Dutch coalition negotiations: ‘compromise reached on ethical issues’

The four parties currently working on forming a new coalition Dutch government  appear to have reached a deal on controversial ethical issues, the AD and Telegraaf said on Tuesday.

In particular the four –  Liberal parties D66 and VVD and Christian parties CDA and ChristenUnie – have agreed not to press on with calls for changes in the euthanasia law which would allow the very frail elderly to end their lives if they feel they are complete, the AD said.

D66 is very much in favour of such legislation, but has now agreed to commission extra research into the plan, the AD said. This would involve assessing ‘if and in what circumstances’ the current legislation is inadequate, the paper, which has seen the draft document, says.

The new plan would also involve facilitating a broad discussion in society about the issues. The AD points out that there is no majority in favour of D66’s plan in parliament.

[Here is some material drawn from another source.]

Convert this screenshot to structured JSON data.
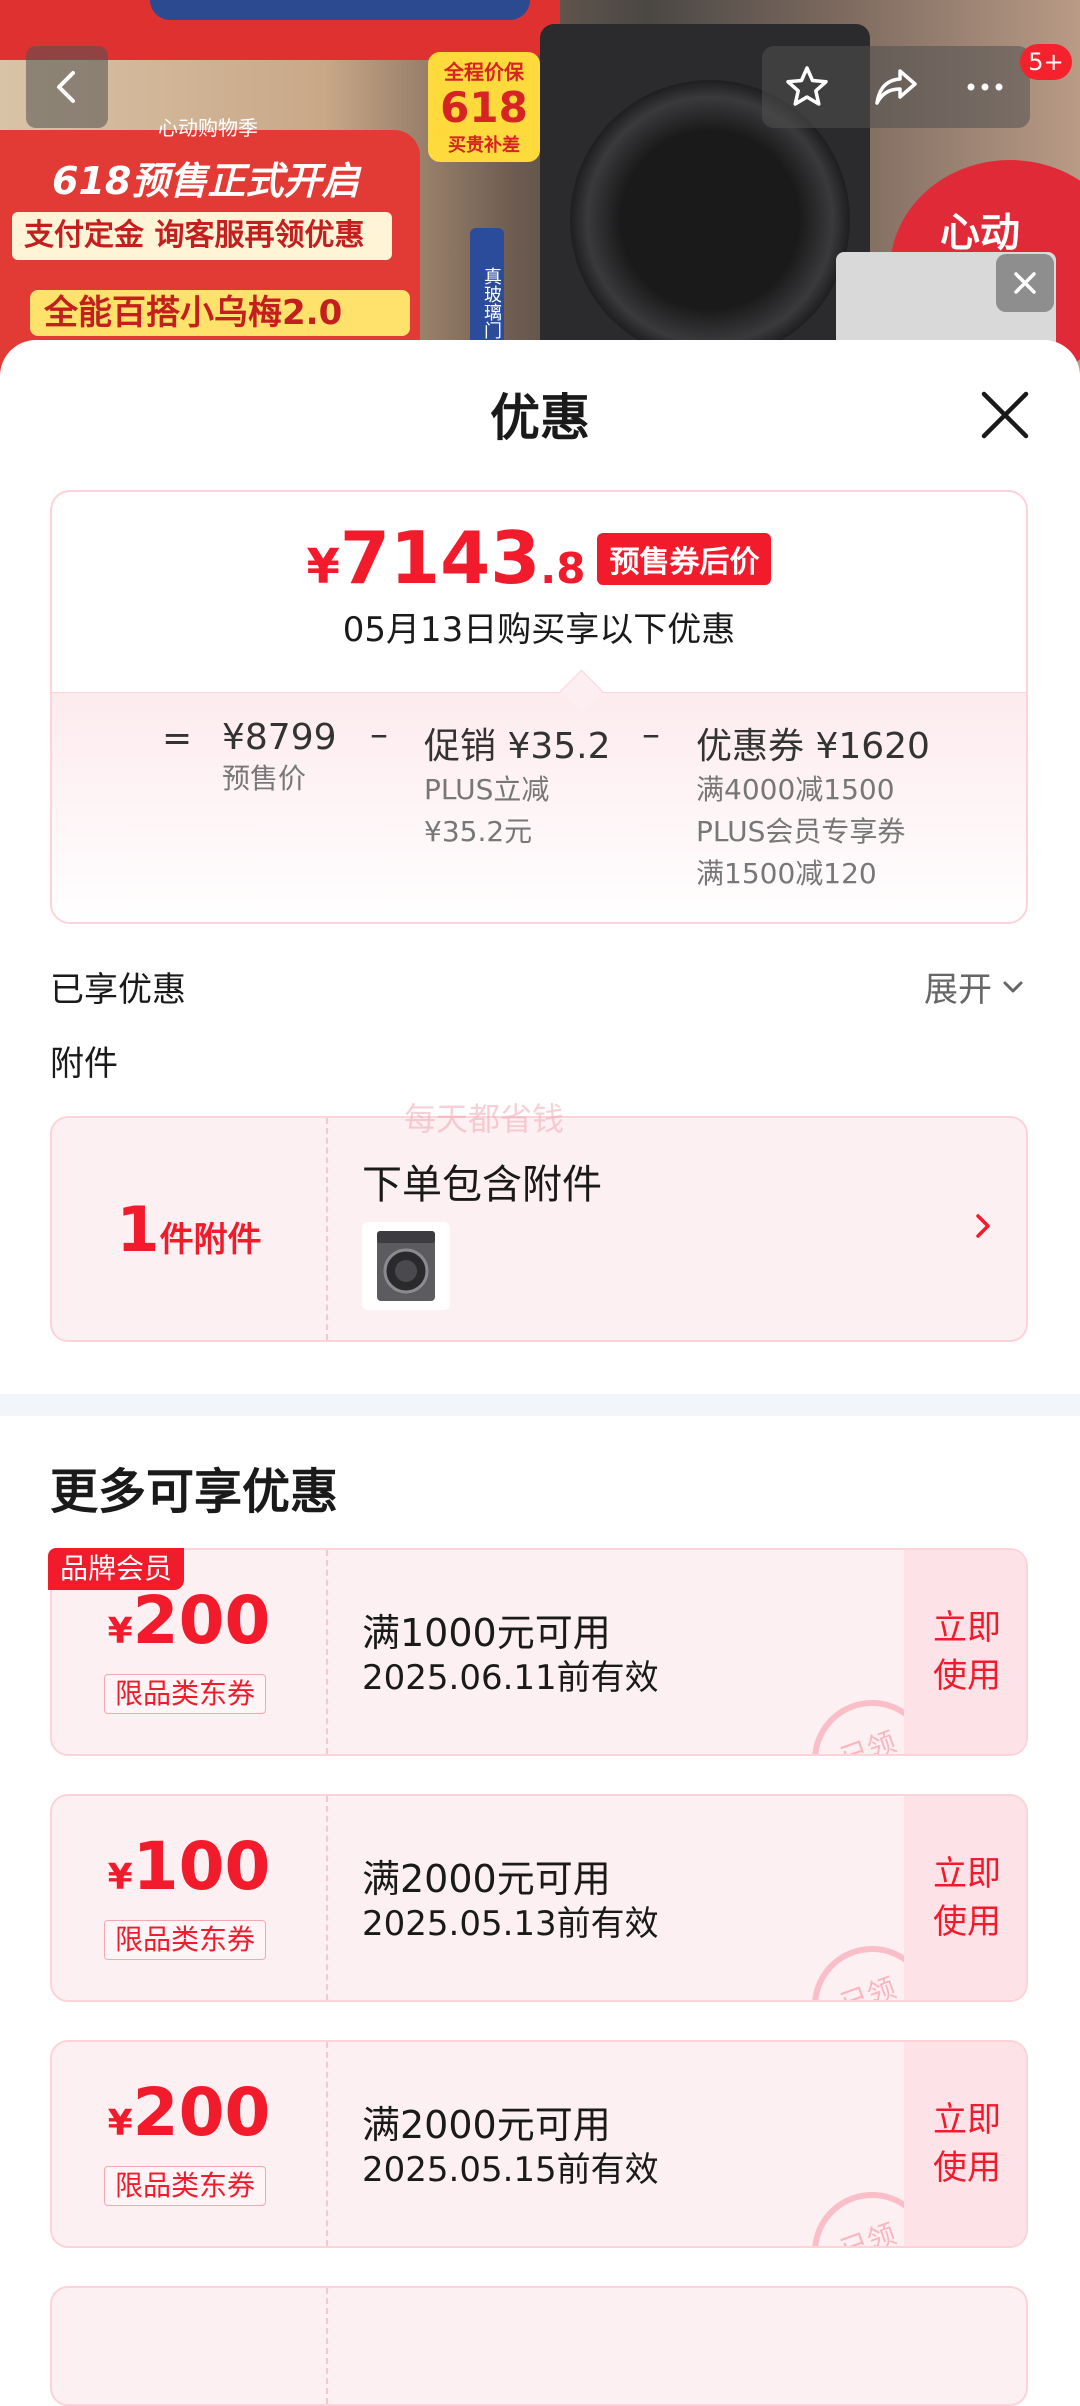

A second controversial issue is that of increasing research using human embryos, which is also opposed by the ChristenUnie.

In the compromise deal, there will be more scope for choosing embryos based on sex to reduce the risk of very rare but serious inherited diseases. There will also be more scope for stem-cell research on inherited illness which will enable the Netherlands to play a ‘leading roll’ in this field, the AD quotes the document as saying.

Organ donation

The Telegraaf also claims that the four parties have agreed to take no action on a D66 motion which would change the current organ donor register from opt-in to opt-out.

That bill was narrowly passed in the lower house of parliament and is now before the senate. The Telegraaf says the four parties have agreed not to include organ donation in their agreement and that the ChristenUnie has agreed its members will try to stop the bill if it is approved in the senate later this year.

Meanwhile, parliamentary chairwoman Khadija Arib has called on the four parties to speed up the talks. Last week, Gerrit Zalm, who is leading the negotiations, told reporters he hoped to have finished the process of forming a new government in October.

The Netherlands has been without a formal government since the general election on March 15.